Table 3: Possible levels of follow up for patients five or more years from completion of treatment
| Level | Treatment | Method of Follow up | Frequency | Examples of Tumours |
| 1 |
|
postal or telephone | 1-2 years |
|
| 2 |
|
nurse or primary care led* | 1-2 years |
|
| 3 |
|
medically supervised long term follow up clinic | annual |
|
* with appropriate training protocols
2.5 Second cancers in Hodgkin’s disease
Second cancer is the leading cause of death in long term survivors of Hodgkin’s disease, with exceptionally high risks of breast cancer among women treated at a young age.145 Breast cancer risk increases with increasing radiation dose up to at least 40 Gy. A radiation dose of 4 Gy or more delivered to the breast was associated in one study with a 3.2-fold (95% CI 1.4-8.2) excess risk.

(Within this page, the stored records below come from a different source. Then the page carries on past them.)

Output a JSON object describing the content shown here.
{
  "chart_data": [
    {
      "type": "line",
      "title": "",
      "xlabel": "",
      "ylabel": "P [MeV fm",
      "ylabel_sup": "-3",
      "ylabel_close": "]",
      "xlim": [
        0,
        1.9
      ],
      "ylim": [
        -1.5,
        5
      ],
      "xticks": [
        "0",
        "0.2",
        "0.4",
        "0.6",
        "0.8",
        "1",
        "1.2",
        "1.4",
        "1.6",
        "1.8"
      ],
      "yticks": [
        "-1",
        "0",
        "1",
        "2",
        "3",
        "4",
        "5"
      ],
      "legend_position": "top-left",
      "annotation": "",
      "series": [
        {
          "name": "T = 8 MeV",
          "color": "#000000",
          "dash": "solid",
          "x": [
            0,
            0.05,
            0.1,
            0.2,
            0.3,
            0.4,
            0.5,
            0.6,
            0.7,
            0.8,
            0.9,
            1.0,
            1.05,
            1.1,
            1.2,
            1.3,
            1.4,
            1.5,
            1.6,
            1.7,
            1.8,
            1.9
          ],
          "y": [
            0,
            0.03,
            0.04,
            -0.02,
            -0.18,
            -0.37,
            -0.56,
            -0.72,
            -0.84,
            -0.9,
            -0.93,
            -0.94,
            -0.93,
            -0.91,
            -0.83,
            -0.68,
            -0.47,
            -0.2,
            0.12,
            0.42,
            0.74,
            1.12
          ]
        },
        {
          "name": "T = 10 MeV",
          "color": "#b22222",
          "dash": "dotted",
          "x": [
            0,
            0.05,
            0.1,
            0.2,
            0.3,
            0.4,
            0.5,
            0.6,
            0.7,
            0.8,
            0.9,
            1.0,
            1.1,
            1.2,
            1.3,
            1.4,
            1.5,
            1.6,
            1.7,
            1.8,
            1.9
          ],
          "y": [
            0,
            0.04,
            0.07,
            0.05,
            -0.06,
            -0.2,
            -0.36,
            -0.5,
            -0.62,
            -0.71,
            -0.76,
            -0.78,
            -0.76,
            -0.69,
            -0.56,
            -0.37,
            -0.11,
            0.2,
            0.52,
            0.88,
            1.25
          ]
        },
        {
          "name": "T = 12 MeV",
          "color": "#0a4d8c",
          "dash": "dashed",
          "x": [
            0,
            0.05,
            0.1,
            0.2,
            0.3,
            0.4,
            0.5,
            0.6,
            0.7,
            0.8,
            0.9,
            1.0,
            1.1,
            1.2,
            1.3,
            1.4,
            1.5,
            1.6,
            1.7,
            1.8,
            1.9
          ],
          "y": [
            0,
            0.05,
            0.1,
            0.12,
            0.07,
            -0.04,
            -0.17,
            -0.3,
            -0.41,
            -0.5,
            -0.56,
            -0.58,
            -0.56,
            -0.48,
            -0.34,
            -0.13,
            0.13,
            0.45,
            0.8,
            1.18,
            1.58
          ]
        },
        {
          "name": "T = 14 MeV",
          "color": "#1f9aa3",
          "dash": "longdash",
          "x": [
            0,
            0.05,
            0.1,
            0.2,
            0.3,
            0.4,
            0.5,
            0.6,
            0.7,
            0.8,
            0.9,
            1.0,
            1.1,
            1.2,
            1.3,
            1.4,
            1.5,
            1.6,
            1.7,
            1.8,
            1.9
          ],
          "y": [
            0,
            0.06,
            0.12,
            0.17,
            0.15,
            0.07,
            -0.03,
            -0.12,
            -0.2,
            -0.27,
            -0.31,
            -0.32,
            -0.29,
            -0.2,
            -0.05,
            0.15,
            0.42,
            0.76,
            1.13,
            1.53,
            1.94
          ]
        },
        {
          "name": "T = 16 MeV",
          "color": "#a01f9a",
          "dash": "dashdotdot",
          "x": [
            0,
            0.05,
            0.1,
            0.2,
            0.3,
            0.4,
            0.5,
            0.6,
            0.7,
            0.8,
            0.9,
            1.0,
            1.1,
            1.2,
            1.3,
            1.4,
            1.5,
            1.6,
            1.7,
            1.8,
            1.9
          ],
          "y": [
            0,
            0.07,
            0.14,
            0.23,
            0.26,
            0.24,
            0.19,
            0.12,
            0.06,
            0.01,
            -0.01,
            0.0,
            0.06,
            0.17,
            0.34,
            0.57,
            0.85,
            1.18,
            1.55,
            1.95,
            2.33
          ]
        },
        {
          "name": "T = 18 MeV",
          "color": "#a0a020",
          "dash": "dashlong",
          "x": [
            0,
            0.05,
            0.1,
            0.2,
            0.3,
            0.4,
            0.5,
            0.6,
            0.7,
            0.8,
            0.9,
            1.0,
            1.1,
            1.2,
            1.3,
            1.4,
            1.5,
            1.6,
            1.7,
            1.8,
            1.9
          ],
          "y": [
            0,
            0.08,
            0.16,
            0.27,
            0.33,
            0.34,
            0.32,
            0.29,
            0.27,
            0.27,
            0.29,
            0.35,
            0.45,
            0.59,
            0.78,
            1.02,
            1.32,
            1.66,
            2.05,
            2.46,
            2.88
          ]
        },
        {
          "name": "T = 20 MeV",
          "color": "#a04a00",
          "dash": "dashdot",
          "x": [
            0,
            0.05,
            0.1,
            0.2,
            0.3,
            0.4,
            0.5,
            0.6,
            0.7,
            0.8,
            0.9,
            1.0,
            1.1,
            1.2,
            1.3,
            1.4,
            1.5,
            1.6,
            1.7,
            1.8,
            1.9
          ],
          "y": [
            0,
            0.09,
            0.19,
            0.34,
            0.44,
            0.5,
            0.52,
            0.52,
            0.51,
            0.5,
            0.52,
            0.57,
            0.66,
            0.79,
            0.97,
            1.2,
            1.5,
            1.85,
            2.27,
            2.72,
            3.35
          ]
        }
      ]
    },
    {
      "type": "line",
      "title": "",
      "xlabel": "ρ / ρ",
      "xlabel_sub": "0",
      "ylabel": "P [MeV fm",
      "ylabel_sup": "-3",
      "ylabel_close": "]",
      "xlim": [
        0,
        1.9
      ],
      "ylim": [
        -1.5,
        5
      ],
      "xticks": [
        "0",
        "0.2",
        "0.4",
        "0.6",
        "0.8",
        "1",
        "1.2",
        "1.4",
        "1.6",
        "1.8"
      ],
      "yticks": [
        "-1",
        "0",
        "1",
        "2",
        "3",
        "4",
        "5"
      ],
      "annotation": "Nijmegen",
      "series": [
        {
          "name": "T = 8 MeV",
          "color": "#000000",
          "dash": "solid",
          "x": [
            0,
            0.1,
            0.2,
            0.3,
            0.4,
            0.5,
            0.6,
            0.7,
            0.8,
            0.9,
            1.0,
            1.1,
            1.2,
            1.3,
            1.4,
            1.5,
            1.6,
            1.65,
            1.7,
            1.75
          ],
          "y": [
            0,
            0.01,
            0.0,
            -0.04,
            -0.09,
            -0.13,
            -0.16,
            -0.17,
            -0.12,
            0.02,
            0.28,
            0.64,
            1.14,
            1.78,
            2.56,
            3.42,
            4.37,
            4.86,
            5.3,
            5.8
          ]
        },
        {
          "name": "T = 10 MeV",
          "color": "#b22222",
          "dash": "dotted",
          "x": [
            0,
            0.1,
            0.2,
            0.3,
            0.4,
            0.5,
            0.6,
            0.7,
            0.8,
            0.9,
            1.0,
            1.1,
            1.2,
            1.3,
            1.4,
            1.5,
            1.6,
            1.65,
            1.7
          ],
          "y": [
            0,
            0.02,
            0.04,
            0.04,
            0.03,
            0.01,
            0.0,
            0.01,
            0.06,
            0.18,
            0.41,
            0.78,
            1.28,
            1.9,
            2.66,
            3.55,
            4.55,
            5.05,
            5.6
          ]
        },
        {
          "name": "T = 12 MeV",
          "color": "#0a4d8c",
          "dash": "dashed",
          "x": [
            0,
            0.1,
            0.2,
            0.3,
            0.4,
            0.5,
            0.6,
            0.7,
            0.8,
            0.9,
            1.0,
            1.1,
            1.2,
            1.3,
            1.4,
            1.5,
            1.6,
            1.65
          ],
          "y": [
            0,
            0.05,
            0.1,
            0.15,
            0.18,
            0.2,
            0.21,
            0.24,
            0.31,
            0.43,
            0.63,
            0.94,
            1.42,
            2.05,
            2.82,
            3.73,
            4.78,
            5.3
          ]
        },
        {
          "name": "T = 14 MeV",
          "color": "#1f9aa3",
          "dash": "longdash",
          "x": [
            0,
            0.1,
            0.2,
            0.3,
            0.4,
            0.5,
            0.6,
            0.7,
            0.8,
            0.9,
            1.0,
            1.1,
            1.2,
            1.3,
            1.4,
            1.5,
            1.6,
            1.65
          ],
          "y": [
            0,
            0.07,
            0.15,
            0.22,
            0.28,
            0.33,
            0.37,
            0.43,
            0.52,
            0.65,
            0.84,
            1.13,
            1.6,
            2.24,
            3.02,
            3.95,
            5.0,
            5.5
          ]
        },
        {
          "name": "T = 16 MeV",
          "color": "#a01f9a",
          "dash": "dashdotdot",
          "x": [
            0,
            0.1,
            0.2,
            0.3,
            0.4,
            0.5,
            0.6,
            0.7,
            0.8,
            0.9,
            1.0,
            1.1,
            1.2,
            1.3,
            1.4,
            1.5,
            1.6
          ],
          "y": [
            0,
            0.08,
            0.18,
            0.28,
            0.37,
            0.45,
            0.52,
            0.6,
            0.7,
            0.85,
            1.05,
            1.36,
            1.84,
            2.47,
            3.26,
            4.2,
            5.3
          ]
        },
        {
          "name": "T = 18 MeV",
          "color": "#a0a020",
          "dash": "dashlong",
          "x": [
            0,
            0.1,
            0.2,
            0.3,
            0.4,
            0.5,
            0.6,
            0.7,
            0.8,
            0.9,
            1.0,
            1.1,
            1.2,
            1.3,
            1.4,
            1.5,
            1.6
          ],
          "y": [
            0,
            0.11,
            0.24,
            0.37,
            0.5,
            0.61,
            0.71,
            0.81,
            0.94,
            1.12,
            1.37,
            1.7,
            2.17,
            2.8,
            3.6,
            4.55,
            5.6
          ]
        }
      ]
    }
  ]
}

The risk increased to eight fold (95% CI 2.6-26.4) with a dose of more than 40 Gy.146 Young age at treatment has a major effect on risk of second malignancy after Hodgkin’s disease.147 Although absolute excess risks are greater for older patients, relative risks of several important malignancies are much greater for patients who are treated when young. Evidence level 2+
Following advice from the National Cancer Research Institute (NCRI), a UK-wide patient notification exercise is being planned and co-ordinated across the four UK Departments of Health to inform individual patients of their increased risk of breast cancer following supradiaphragmatic radiotherapy for Hodgkin’s Disease. These women will be contacted to inform them of their increased risk and to invite them to attend a consultation session to discuss follow up arrangements.
2.6 Conclusions
There is an increasing evidence base of mainly retrospective studies that underpins decisions concerning the clinical follow up of the long term survivor. There is a need for prospective evaluation of new treatments. Information to guide and inform the follow up of the survivors of childhood cancer will come from national, population-based cohort studies, large multicentre clinical studies, and randomised clinical trials which are designed to evaluate both survival and long term toxicities of alternative treatment strategies. As knowledge accumulates the level of clinical surveillance should more appropriately match clinical need.